How to Implement a Chatbot with Google Gemini in Next.js

A concise guide to building an AI chatbot using Google’s Gemini API in Next.js.

 

Prerequisites

  • Node.js 18+
  • Next.js project (App Router)
  • Google AI Studio account for API key

Step 1: Install Dependencies

npm install @google/generative-ai

 

Step 2: Get Your Gemini API Key

  1. Visit Google AI Studio
  1. Create a new API key
  2. Add it to .env.local:GEMINI_API_KEY=your_api_key_here

Step 3: Create the API Route

Create src/app/api/chat/route.ts:
import { GoogleGenerativeAI } from "@google/generative-ai";
import { NextResponse } from "next/server";

// Initialize Gemini model with API key from environment variables
const genAI = new GoogleGenerativeAI(process.env.GEMINI_API_KEY || "");
const model = genAI.getGenerativeModel({ model: "gemini-2.5-flash" });

export async function POST(req: Request) {
try {
const { message } = await req.json();

const prompt = `
You are Portfolio Bot, the AI assistant for [Developer Name], a Frontend Developer and Software Engineer. 
Your job is to provide accurate, concise, and professional answers about the developer’s skills, projects, experiences, education, and professional background based solely on the provided portfolio data.

---

### Portfolio Information

[Insert portfolio data here: skills, experience, projects, education, etc.]

---

### Instructions for Responding
- Answer only using the information provided above.
- Keep responses short, clear, and professional.
- Use bullet points for lists where appropriate.
- If asked about something not included, politely say you don’t have that information.

**User Input:** ${message}

**Response:**
`;

const result = await model.generateContent(prompt);
const responseText = result.response.text();

return NextResponse.json({ response: responseText });
} catch (error) {
console.error("Error generating response:", error);
return NextResponse.json(
{ error: "Error processing request" },
{ status: 500 }
);
}
}

Step 4: Build the Chatbot Component

Create src/components/chatbot/ChatbotToggle.tsx:
"use client";

import { useState, useRef, useEffect } from "react";
import { MessageCircle, X } from "lucide-react";

export default function ChatbotToggle() {
const [isOpen, setIsOpen] = useState(false);
const [messages, setMessages] = useState([
{ sender: "bot", text: "👋 Hi! How can I help you?" },
]);
const [input, setInput] = useState("");
const [loading, setLoading] = useState(false);
const chatRef = useRef<HTMLDivElement>(null);

const sendMessage = async () => {
if (!input.trim()) return;

const userText = input;
setInput("");
setMessages((m) => [...m, { sender: "user", text: userText }]);
setLoading(true);

try {
const res = await fetch("/api/chat", {
method: "POST",
headers: { "Content-Type": "application/json" },
body: JSON.stringify({ message: userText }),
});
const data = await res.json();
setMessages((m) => [...m, { sender: "bot", text: data.response }]);
} catch {
setMessages((m) => [
...m,
{ sender: "bot", text: "⚠️ Something went wrong.
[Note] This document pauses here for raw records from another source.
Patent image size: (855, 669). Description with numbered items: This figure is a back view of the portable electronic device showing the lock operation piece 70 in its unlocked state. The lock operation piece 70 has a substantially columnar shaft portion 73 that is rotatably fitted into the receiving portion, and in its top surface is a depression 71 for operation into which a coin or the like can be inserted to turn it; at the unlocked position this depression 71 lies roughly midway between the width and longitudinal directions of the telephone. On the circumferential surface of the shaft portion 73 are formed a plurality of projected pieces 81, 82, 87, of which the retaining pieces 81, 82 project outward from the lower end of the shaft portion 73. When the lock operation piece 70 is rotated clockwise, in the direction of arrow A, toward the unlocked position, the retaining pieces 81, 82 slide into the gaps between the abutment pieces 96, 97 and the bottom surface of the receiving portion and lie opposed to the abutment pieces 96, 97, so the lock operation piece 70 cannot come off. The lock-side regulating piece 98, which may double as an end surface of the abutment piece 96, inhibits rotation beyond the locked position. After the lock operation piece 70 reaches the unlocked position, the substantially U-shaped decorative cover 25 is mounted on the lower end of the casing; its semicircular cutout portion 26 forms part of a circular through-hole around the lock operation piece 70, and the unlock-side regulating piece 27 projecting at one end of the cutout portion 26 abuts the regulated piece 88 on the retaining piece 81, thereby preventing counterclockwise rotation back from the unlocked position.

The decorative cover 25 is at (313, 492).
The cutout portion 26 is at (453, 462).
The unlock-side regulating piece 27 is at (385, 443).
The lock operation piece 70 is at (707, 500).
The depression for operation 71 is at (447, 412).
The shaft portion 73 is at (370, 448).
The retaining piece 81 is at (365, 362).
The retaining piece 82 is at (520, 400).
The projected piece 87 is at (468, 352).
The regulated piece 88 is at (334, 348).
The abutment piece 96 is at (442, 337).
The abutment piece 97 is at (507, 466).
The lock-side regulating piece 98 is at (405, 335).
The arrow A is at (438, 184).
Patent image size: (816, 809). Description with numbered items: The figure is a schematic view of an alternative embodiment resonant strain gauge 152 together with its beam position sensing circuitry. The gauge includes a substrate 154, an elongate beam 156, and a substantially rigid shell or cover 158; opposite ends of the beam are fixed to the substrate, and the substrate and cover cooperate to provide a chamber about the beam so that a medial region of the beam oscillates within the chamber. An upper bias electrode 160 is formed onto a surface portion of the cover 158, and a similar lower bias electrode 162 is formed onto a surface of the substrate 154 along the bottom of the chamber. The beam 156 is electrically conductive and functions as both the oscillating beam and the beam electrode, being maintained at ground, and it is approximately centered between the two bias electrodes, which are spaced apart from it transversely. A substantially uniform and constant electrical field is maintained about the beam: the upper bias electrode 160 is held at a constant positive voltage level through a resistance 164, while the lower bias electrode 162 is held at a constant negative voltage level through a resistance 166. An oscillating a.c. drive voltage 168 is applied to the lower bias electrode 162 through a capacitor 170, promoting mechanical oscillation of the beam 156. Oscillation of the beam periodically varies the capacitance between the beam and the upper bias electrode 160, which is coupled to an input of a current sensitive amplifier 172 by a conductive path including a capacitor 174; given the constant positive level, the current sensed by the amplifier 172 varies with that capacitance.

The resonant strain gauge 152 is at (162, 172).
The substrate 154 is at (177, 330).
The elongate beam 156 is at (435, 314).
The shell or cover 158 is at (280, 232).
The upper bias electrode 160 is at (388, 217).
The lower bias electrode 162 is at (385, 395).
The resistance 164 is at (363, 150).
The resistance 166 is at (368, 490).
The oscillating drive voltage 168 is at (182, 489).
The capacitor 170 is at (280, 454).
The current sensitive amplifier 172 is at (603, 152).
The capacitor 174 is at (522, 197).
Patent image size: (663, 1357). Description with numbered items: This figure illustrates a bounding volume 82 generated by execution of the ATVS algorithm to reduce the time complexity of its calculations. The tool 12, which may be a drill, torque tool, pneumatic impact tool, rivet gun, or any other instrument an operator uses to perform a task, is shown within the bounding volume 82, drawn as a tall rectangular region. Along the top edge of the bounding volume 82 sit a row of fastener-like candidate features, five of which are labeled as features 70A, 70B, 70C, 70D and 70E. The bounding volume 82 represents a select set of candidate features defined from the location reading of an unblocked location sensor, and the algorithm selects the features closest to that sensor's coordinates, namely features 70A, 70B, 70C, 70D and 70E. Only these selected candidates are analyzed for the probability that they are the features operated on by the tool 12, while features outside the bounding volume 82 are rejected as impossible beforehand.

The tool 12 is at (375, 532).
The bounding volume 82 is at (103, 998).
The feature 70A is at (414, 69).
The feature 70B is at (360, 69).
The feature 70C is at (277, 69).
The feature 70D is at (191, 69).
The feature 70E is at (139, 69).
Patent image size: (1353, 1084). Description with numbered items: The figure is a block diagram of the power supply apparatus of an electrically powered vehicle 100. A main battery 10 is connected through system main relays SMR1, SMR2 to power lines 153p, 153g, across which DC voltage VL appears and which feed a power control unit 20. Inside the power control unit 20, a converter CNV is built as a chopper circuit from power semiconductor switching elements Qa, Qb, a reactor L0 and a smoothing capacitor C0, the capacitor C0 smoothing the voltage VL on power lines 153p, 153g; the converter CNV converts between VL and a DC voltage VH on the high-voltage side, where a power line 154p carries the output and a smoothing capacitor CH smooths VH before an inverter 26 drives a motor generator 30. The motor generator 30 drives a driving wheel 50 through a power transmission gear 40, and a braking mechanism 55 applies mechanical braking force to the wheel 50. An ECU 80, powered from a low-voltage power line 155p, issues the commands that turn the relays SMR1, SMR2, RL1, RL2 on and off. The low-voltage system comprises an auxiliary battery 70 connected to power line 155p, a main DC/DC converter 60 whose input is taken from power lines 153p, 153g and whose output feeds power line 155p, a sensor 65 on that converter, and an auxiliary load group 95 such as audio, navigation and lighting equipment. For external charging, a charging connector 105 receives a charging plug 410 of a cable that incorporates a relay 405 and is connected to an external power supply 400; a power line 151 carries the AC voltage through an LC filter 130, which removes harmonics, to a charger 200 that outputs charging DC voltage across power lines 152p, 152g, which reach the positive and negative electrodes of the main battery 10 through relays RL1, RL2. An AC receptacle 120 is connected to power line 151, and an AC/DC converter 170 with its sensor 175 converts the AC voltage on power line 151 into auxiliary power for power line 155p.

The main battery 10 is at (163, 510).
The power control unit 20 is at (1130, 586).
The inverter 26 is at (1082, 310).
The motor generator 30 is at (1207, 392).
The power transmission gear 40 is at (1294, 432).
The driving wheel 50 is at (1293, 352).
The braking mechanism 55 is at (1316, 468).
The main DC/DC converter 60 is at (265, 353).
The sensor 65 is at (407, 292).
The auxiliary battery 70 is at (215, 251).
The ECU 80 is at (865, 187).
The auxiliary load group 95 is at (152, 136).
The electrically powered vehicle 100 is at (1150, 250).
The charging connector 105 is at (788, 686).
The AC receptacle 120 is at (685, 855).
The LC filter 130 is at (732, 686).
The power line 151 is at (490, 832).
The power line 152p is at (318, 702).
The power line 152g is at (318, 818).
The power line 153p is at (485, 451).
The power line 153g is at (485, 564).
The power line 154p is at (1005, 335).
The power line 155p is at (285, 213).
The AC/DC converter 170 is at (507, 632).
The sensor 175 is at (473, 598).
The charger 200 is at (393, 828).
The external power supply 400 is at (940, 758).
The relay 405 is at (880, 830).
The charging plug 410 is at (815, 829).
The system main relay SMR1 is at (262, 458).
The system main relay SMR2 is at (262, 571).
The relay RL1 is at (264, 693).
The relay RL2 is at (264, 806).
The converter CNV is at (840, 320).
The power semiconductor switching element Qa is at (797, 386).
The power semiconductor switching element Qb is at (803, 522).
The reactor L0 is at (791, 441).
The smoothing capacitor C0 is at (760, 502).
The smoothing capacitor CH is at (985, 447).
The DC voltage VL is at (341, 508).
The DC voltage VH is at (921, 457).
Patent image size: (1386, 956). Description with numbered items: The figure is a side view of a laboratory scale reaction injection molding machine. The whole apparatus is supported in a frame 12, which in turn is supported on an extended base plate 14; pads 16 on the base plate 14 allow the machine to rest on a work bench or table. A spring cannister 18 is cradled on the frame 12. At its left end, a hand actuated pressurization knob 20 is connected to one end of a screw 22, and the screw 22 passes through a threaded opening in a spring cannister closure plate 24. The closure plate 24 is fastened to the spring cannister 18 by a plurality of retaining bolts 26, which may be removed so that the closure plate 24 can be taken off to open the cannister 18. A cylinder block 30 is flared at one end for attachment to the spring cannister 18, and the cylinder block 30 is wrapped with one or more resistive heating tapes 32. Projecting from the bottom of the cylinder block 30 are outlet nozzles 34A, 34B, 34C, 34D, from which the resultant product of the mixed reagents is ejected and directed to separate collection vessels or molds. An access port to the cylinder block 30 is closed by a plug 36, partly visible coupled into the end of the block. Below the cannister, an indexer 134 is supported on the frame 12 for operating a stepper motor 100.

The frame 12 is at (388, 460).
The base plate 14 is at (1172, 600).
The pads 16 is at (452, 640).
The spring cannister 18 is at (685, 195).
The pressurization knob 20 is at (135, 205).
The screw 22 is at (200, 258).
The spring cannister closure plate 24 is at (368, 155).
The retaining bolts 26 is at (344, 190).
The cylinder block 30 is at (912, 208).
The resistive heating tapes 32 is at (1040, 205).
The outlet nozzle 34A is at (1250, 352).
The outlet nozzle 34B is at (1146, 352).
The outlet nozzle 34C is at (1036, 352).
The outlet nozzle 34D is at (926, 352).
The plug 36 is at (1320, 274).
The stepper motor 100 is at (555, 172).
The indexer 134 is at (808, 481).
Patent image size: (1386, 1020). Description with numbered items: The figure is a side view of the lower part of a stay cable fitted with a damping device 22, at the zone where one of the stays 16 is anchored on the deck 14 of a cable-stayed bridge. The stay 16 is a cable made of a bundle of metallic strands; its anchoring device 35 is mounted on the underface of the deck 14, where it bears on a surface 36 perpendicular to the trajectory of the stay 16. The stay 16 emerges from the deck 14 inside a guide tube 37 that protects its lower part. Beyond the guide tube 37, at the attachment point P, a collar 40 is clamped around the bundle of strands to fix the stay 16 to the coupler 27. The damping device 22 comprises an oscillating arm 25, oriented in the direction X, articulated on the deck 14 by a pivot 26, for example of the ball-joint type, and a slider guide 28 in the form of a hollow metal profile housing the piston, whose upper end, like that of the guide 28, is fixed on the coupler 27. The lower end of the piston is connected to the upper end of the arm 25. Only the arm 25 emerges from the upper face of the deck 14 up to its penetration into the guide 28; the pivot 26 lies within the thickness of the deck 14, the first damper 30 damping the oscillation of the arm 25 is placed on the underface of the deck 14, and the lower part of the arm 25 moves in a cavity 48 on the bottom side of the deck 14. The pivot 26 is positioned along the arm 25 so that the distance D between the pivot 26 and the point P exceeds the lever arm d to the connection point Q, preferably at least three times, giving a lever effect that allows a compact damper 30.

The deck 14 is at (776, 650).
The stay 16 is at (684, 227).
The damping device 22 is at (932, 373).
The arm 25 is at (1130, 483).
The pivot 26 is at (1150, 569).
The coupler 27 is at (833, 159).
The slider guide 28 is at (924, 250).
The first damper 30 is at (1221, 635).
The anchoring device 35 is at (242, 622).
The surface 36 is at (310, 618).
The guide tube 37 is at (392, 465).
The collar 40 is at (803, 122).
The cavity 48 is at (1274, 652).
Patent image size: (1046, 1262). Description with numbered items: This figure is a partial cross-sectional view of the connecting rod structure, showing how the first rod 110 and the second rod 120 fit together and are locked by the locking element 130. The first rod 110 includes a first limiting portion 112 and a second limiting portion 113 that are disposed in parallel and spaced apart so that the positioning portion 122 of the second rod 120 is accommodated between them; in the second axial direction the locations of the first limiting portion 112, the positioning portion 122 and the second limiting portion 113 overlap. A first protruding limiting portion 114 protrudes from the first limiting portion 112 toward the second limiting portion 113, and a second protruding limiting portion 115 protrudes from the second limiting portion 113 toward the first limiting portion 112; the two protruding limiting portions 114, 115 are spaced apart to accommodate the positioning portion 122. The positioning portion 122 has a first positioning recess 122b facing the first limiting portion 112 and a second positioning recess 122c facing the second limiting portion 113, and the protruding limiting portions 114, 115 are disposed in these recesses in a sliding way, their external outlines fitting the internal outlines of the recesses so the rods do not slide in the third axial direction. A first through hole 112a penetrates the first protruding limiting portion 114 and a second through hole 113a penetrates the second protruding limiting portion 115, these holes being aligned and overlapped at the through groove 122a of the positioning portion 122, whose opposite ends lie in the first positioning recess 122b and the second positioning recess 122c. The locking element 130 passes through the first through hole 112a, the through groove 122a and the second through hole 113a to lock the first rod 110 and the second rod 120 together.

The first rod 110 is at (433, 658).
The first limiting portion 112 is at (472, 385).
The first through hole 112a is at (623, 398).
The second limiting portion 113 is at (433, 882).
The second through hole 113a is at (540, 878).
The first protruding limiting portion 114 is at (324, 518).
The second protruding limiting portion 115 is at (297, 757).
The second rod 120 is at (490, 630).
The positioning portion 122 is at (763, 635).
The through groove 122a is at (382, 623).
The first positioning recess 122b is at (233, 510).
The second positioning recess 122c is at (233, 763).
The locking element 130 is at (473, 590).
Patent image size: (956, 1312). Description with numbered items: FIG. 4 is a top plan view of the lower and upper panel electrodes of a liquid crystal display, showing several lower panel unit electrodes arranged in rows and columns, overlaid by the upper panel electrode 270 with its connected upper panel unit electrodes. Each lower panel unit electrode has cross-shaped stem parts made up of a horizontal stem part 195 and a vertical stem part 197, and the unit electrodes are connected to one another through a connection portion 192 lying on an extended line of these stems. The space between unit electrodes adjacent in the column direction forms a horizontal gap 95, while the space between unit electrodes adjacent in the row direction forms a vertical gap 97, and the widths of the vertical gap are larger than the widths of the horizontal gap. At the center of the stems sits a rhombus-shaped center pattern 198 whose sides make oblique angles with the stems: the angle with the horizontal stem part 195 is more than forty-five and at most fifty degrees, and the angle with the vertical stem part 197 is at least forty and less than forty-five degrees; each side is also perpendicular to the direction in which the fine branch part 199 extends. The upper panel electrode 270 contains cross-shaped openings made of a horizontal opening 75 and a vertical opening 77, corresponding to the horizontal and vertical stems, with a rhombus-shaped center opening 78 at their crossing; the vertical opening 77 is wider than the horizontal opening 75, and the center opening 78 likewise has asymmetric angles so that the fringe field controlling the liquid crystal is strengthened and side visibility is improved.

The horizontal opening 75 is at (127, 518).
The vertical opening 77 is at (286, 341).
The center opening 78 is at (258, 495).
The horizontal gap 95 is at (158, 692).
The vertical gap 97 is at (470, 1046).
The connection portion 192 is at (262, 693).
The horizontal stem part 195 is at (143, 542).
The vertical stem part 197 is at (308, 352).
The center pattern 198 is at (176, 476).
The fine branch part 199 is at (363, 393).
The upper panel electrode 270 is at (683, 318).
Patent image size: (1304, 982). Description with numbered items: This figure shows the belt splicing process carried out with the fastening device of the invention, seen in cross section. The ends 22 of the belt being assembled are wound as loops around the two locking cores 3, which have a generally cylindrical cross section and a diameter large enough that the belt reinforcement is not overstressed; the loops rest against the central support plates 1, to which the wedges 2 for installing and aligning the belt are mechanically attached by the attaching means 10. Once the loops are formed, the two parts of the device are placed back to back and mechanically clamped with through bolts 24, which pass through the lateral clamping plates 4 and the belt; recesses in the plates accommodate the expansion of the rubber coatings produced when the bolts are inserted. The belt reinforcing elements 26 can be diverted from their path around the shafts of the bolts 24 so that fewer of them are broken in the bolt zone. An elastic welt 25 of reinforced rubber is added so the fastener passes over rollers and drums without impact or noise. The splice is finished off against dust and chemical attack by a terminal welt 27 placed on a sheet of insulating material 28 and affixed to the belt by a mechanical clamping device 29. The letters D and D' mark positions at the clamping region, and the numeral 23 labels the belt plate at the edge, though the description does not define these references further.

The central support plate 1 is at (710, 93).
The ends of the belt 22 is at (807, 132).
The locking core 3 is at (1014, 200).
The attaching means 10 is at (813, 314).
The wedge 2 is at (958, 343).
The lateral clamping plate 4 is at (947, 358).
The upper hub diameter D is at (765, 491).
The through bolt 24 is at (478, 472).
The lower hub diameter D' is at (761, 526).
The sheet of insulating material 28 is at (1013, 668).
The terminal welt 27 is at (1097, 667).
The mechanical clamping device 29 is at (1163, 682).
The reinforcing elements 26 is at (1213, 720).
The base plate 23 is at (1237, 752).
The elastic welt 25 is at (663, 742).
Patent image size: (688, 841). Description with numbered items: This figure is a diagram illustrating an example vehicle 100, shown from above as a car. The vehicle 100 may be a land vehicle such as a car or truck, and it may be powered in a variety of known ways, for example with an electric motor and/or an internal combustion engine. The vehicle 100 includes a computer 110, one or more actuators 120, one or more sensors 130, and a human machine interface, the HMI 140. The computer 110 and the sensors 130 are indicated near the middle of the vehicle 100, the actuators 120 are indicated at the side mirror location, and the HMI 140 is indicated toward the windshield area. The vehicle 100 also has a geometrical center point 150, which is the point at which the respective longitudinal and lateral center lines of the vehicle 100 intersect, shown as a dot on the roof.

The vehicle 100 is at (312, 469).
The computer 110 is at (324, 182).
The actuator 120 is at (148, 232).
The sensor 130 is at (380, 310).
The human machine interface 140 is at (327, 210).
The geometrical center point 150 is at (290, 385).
Please try again." },
]);
} finally {
setLoading(false);
}
};

useEffect(() => {
chatRef.current?.scrollTo(0, chatRef.current.scrollHeight);
}, [messages, loading]);

return (
<div className="fixed bottom-12 right-6 z-50">
<button
onClick={() => setIsOpen(!isOpen)}
className="bg-gray-700 text-white rounded-full p-3 shadow-lg hover:scale-105 transition"
>
{isOpen ? <X className="w-6 h-6" /> : <MessageCircle className="w-6 h-6" />}
</button>

{isOpen && (
<div className="fixed bottom-20 right-0 w-80 h-96 bg-white border rounded-xl shadow-xl flex flex-col">
<div className="bg-gray-700 text-white px-4 py-3 text-sm font-medium">
Chat Assistant
</div>

<div
ref={chatRef}
className="flex-1 p-3 overflow-y-auto bg-gray-50 space-y-2 text-sm"
>
{messages.map((m, i) => (
<div
key={i}
className={`flex ${
m.sender === "bot" ? "justify-start" : "justify-end"
}`}
>
<div
className={`px-3 py-2 rounded-lg max-w-[75%] ${
m.sender === "bot"
? "bg-gray-200 text-gray-800"
: "bg-gray-700 text-white"
}`}
>
{m.text}
</div>
</div>
))}

{loading && (
<div className="flex gap-1 px-3 py-2 bg-gray-200 rounded-lg w-fit">
<span className="w-2 h-2 bg-gray-500 rounded-full animate-bounce" />
<span className="w-2 h-2 bg-gray-500 rounded-full animate-bounce delay-75" />
<span className="w-2 h-2 bg-gray-500 rounded-full animate-bounce delay-150" />
</div>
)}
</div>

<div className="p-3 border-t flex gap-2">
<input
value={input}
onChange={(e) => setInput(e.target.value)}
onKeyDown={(e) => e.key === "Enter" && sendMessage()}
className="flex-1 px-3 py-2 text-sm border rounded-full outline-none focus:ring-2 focus:ring-blue-500"
placeholder="Type your message..."
/>
<button
onClick={sendMessage}
className="px-4 py-2 bg-gray-700 text-white text-sm rounded-full hover:bg-blue-600"
>
Send
</button>
</div>
</div>
)}
</div>
);
}

Step 5: Add to Your Layout

In src/app/layout.tsx:
import ChatbotToggle from "@/components/chatbot/ChatbotToggle";

export default function RootLayout({ children }: { children: React.ReactNode }) {
return (
<html lang="en">
<body>
{children}
<ChatbotToggle />
</body>
</html>
);
}

 

Customization Tips

  • Customize the prompt in the API route with your knowledge base
  • Switch models: use gemini-pro for more capable responses
  • Add conversation history for context-aware responses
  • Style the component to match your design

Best Practices

  • Keep API keys in environment variables
  • Add rate limiting for production
  • Handle errors gracefully
  • Monitor API usage to manage costs
That’s it. You now have a working chatbot with Gemini in your Next.js app.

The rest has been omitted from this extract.